« Je suis fâché contre papa », a dit l’autre enfant du père de la fillette décédée à Granby au printemps. Cet enfant aujourd’hui âgé de cinq ans qui a été témoin des sévices corporels imposés à sa sœur s’est confié sur les agressions que lui auraient fait subir à lui aussi son père et la conjointe de son père.  

Deux jugements de la Cour du Québec divulgués mardi et qui portent sur les mesures à mettre en place pour protéger la fratrie comportent un nouveau blâme contre la DPJ.

Les jugements relatent ce que les autres enfants de la famille ont vécu et où ils en sont.

« Quand je fais des crises, il [son père] me donne des douches froides, a dit l’enfant de cinq ans dont le sexe n’est pas dévoilé pour préserver sa vie privée. »

« Il mettait dans ma face la douche froide, je pouvais pas parler », a-t-il aussi révélé.  

À certaines reprises, il dit avoir été littéralement bâillonné, s’être fait « taper
sa yeule par papa, puis [la fillette décédée] aussi ».

L’enfant a aussi expliqué qu’il était attaché avec la ceinture rouge de son père.

Les auteurs des sévices tels qu’identifiés par l’enfant en cause sont son père et sa belle-mère, accusés respectivement pour négligence criminelle ayant causé la mort et meurtre au second degré par rapport à la mort de la fillette.

Pour lui éviter un autre préjudice psychologique, l’enfant n’a pas témoigné aux audiences à la Cour du Québec. Les informations qui sont contenues dans le jugement émanent de ce qu’il a raconté aux enquêteurs et à ses proches.

Un enfant traumatisé 

Lorsqu’il renverse accidentellement une tasse de café le lendemain de son arrivée chez sa famille d’accueil, le jeune enfant demande à la femme si elle va lui tirer les cheveux.

La famille remarquera « une petite surface sans cheveux sur sa tête ».

Il est « un jeune enfant ayant un vécu d’une lourdeur inouïe, relève le juge Mario Gervais. Il a été victime d’abus physique de la part de son père et de sa conjointe. Il a aussi été exposé à des gestes de violence en étant témoin, à tout le moins en partie si ce n’est davantage, aux graves sévices subis par [sa sœur] qui ont conduit à son décès », écrit le juge.
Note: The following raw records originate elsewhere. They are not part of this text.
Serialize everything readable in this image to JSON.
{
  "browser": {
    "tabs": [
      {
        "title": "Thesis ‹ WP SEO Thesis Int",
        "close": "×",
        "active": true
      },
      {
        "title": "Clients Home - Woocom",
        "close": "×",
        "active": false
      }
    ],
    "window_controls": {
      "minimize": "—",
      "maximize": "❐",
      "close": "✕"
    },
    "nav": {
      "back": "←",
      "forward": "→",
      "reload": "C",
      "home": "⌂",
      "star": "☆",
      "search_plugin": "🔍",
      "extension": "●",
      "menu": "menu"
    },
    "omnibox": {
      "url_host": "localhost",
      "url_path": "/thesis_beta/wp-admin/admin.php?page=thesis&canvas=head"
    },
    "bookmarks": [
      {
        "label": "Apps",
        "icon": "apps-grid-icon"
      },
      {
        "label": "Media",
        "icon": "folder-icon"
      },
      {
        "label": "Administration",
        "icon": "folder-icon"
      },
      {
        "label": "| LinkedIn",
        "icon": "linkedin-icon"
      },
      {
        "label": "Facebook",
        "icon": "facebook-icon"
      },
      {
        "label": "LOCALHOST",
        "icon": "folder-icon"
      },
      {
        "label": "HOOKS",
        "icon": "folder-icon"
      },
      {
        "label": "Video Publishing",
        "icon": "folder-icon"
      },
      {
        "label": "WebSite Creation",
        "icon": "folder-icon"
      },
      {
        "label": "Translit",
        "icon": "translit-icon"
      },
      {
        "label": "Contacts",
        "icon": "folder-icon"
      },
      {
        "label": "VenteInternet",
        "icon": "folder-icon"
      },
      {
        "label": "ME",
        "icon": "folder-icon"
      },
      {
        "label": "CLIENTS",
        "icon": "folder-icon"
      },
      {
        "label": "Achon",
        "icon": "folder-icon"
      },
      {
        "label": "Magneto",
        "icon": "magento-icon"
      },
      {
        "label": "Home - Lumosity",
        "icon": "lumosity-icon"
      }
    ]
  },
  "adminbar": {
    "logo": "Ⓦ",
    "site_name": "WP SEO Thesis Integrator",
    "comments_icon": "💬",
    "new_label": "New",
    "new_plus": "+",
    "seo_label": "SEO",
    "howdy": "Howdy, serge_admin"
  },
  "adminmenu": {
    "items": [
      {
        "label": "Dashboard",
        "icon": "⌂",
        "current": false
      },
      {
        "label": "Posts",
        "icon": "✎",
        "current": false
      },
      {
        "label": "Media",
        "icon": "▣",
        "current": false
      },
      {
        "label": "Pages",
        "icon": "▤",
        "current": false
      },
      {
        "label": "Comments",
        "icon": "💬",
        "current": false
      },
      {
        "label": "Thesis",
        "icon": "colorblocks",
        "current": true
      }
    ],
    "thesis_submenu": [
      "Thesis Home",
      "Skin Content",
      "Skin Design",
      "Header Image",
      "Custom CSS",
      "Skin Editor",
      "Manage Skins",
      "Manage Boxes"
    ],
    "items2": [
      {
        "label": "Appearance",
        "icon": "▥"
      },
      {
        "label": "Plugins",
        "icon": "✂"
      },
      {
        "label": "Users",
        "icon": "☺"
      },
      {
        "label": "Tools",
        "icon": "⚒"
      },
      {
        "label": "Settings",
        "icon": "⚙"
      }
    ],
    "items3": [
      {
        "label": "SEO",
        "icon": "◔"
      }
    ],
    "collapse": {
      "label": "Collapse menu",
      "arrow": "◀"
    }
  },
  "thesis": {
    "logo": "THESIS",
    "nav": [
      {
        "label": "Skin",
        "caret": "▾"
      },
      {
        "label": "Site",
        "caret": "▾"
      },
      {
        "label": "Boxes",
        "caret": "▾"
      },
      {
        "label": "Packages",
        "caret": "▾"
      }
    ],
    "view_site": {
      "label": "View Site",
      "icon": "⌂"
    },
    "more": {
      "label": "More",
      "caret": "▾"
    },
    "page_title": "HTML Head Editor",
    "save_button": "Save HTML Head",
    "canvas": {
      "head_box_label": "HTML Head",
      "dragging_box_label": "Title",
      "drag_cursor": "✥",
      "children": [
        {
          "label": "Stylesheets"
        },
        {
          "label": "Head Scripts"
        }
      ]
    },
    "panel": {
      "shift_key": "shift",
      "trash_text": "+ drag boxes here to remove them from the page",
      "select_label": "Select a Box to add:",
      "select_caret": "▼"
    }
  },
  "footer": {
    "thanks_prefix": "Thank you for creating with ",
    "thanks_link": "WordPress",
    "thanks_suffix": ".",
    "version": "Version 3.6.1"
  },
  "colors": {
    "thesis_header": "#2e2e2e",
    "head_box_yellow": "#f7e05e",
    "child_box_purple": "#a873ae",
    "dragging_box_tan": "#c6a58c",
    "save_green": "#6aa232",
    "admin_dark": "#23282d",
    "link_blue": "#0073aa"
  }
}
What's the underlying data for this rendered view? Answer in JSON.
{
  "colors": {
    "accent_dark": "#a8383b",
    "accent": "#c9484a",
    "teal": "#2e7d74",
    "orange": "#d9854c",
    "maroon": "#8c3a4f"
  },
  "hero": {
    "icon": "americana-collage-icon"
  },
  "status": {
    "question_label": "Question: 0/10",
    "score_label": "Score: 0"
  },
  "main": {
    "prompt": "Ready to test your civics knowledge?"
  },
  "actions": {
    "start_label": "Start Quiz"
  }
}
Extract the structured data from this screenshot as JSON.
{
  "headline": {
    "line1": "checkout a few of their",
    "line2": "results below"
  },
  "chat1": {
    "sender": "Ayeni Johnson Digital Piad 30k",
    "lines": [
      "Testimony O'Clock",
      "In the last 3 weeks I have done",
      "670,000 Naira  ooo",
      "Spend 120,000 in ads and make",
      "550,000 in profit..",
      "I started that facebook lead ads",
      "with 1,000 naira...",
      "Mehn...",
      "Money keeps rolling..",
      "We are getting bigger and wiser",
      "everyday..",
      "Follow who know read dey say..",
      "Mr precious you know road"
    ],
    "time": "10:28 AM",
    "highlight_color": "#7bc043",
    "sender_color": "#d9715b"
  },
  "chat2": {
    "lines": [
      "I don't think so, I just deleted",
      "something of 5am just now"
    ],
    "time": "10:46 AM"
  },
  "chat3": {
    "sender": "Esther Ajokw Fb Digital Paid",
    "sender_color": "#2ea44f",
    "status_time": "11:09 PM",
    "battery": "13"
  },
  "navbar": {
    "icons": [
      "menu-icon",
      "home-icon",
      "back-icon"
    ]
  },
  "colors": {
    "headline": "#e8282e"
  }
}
Il fait observer que l’enfant présente des retards moteurs et intellectuels importants.  

De bons mots pour la mère 

Sa mère, qui a trois autres enfants vivants nés d’un autre homme, fait pour sa part bonne figure dans le jugement. Le tribunal salue sa « persévérance » dans ses suivis actuels. Le juge estime qu’elle est en mesure de répondre aux besoins fondamentaux de ses enfants, « soucieuse de leur bien-être et de leur meilleur intérêt ».

Le juge autorise donc des contacts supervisés avec son enfant de cinq ans, qui doit, dit le juge, continuer de vivre avec sa famille d’accueil.

Sont cependant interdits les contacts avec le père, avec la conjointe du père et avec sa grand-mère paternelle. Le juge ordonne le maintien des relations de l’enfant de cinq ans avec son demi-frère ou sa demi-sœur de 14 ans qui fait l’objet d’un jugement séparé.  

L’enfant de 14 ans (l’enfant de la belle-mère accusée) semble s’en tirer mieux.  

Il progresse bien à l’école, il a un réseau social développé, de bons amis, peut-on lire.

Le même juge ordonne qu’il demeure dans son nouveau foyer, où il est l’objet de bons soins.

Son père ne peut pas avoir de contact avec lui.  

Au cabinet du ministre Lionel Carmant, que l’on a contacté au sujet de ce nouveau blâme essuyé par la DPJ, on a dit vouloir attendre avant de commenter, le temps d’analyser les jugements.

Le rôle protecteur des médias

La situation personnelle des enfants doit-elle être frappée d’un interdit de publication ? Est-elle d’intérêt public ?

Dans son jugement, le juge Mario Gervais n’en a aucun doute.

Il se dit même « absolument convaincu que si, par hypothèse, l’affaire à l’étude avait été sous l’œil attentif de la population », par [l’entremise des médias], « jamais le suivi social offert à [l’enfant] X et à sa famille » « n’aurait été aussi déficient ».

Le juge insiste sur le fait que l’intervenante sociale, qui suivait aussi bien la fillette décédée que l’enfant survivant, a été laissée à elle-même. Elle assumait une charge pleine, alors que des mois de mai 2018 à octobre 2018, elle ne travaillait qu’à temps partiel.